Since early April, Marine Mammal Emergencies has handled three cases involving seal carcasses: two in Sept-Îles and one in Sainte-Anne-des-Monts. There is no systematic recovery program for seal carcasses, though every incident is documented. For any given case, a volunteer is dispatched to the site of stranding to take photos, measurements and place a numbered tag around the leg of the seal. That way, if it is taken away by the tide and washes up onto shore somewhere else, it is possible to connect the dots and “track” the carcass.

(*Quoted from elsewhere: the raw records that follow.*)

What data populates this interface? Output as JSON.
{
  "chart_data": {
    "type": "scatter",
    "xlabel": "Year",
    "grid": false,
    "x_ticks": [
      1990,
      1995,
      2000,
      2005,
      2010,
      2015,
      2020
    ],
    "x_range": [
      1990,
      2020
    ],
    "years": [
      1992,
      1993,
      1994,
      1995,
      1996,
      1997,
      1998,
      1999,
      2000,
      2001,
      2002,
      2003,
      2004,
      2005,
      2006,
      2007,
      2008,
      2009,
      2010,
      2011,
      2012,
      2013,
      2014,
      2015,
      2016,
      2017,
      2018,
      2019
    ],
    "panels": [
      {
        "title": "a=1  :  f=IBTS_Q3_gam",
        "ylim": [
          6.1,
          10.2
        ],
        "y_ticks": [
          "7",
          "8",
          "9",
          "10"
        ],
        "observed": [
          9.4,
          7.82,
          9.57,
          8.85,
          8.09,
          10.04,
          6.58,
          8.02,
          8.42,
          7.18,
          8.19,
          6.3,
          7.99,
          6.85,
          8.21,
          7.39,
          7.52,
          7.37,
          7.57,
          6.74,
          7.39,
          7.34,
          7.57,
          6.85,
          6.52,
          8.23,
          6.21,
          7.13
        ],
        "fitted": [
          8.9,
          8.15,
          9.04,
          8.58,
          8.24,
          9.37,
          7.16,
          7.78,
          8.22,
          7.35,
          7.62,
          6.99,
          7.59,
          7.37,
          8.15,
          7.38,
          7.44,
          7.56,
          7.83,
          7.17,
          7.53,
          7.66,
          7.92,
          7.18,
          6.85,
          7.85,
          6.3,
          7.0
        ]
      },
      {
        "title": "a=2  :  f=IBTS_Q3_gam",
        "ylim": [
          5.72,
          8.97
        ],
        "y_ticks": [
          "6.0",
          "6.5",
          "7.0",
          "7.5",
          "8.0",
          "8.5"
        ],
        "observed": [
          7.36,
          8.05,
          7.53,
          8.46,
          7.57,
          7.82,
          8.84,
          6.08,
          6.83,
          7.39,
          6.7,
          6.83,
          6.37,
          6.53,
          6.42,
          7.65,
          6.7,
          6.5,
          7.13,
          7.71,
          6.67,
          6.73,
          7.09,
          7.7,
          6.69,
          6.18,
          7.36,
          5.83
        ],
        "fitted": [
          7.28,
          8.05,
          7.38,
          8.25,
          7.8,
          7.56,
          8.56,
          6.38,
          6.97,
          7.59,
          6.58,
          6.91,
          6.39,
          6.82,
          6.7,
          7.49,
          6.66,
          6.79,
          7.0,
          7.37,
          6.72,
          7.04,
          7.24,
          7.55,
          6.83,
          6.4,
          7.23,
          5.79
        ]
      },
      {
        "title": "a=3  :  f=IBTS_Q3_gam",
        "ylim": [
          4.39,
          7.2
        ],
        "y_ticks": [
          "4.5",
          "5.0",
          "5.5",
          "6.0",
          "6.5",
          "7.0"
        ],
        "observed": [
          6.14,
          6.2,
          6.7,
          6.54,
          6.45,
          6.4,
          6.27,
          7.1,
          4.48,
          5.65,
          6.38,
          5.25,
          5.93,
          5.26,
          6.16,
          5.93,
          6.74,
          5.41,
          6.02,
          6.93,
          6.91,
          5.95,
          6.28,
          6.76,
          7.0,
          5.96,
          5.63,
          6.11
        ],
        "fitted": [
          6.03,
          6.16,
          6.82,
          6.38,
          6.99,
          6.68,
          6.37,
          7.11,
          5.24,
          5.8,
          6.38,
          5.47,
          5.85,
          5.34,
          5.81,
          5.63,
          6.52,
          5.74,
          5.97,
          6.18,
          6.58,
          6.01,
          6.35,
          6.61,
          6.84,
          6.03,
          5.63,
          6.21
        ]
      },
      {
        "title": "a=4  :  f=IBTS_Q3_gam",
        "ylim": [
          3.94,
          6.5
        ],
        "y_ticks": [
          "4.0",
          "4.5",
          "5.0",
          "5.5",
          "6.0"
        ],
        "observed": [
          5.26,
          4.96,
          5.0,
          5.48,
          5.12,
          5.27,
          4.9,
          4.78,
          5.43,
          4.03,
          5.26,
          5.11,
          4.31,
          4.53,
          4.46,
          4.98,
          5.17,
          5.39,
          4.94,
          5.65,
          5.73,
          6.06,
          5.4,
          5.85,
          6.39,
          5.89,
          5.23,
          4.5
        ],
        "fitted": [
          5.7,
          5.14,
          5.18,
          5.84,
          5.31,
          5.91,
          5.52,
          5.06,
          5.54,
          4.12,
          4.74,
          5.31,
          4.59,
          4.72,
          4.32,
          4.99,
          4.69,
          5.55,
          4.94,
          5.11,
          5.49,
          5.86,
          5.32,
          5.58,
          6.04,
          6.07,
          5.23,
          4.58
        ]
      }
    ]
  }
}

A skull to identify the species
Photos taken by volunteers help the Quebec Marine Mammal Emergency Response Network team acquire information on the species of seal as well as the animal’s stage of development: neonatal, juvenile or adult. Indeed, in some seal species, changes in the animal’s coat are an indicator as to how many days or months old it is. Length is a parameter used to confirm this information, provided of course that the seal is whole. In the case of the carcass in Sept-Îles, the head was missing. Data are therefore sketchy. Meanwhile, the carcass in Sainte-Anne-des-Monts was in an advanced state of decomposition. The coat was unrecognizable, but fortunately, the skull was present and well exposed.

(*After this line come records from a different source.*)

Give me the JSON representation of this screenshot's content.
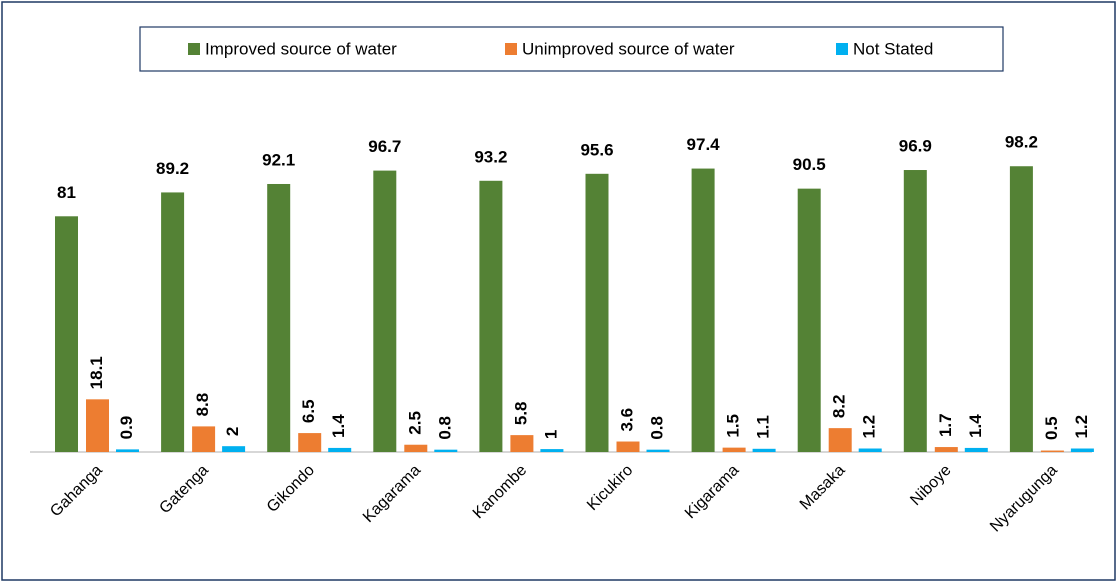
{
  "chart_data": {
    "type": "bar",
    "categories": [
      "Gahanga",
      "Gatenga",
      "Gikondo",
      "Kagarama",
      "Kanombe",
      "Kicukiro",
      "Kigarama",
      "Masaka",
      "Niboye",
      "Nyarugunga"
    ],
    "series": [
      {
        "name": "Improved source of water",
        "color": "#548235",
        "values": [
          81,
          89.2,
          92.1,
          96.7,
          93.2,
          95.6,
          97.4,
          90.5,
          96.9,
          98.2
        ]
      },
      {
        "name": "Unimproved source of water",
        "color": "#ed7d31",
        "values": [
          18.1,
          8.8,
          6.5,
          2.5,
          5.8,
          3.6,
          1.5,
          8.2,
          1.7,
          0.5
        ]
      },
      {
        "name": "Not Stated",
        "color": "#00b0f0",
        "values": [
          0.9,
          2,
          1.4,
          0.8,
          1,
          0.8,
          1.1,
          1.2,
          1.4,
          1.2
        ]
      }
    ],
    "ylim": [
      0,
      100
    ],
    "legend": "top"
  }
}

The skull is an essential part of the body to identify the species of seal: harp, harbour, hooded or gray? The teeth of the lower jaw confirm the ID. For example, the harbour seal has molars with four cusps; in other words, the teeth in the back of the jaw, in the cheek, each have four sharp points. The gray seal has but one main cusp on its molars and its canines are massive. The harp seal has “tricuspid” teeth, while those of the hooded seal are rather rounded in shape, close together and set deep in the jaw bone.
A live seal showing its teeth: what is it telling us?

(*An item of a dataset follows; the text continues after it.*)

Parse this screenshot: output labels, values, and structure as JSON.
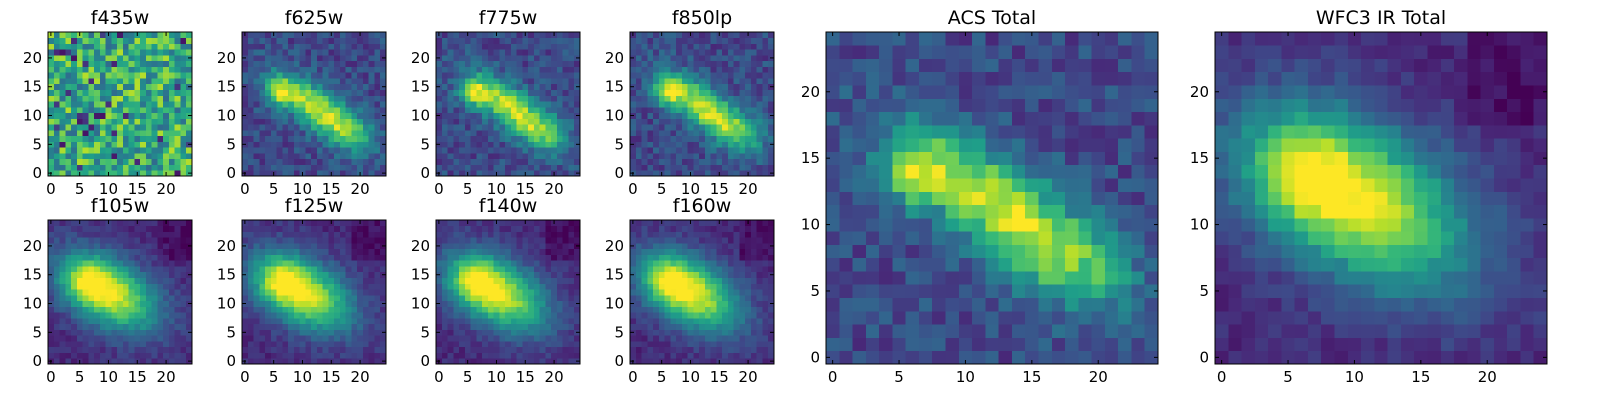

On April 25, a live young harp seal came ashore for a few minutes on the Clarke City beach, in the Sept-Îles region. Its presence sparked the curiosity of a few passers-by, who approached the animal. According to one of the witnesses, the animal was not wary, but opened its mouth and showed its teeth. How should we interpret such behaviour? It is recalled that harp seals are known to not be easily frightened by the presence of humans. They will not necessarily retreat back to the sea if approached. Rather, they will raise their heads and carefully keep an eye on your movements. Bear in mind that these are wild animals and experts warn that even if they are small and appear harmless and endearing, these seals can be aggressive. That said, if you hear them grunt, vocalize or if they show their teeth when you approach, these are signs that they are disturbed by your presence. It is therefore important to move away and maintain a minimum distance of 50 metres for your safety and for the welfare of the animal. A seal that is continually approached has no chance to rest and repeated interactions with humans increase their stress and make them more vulnerable.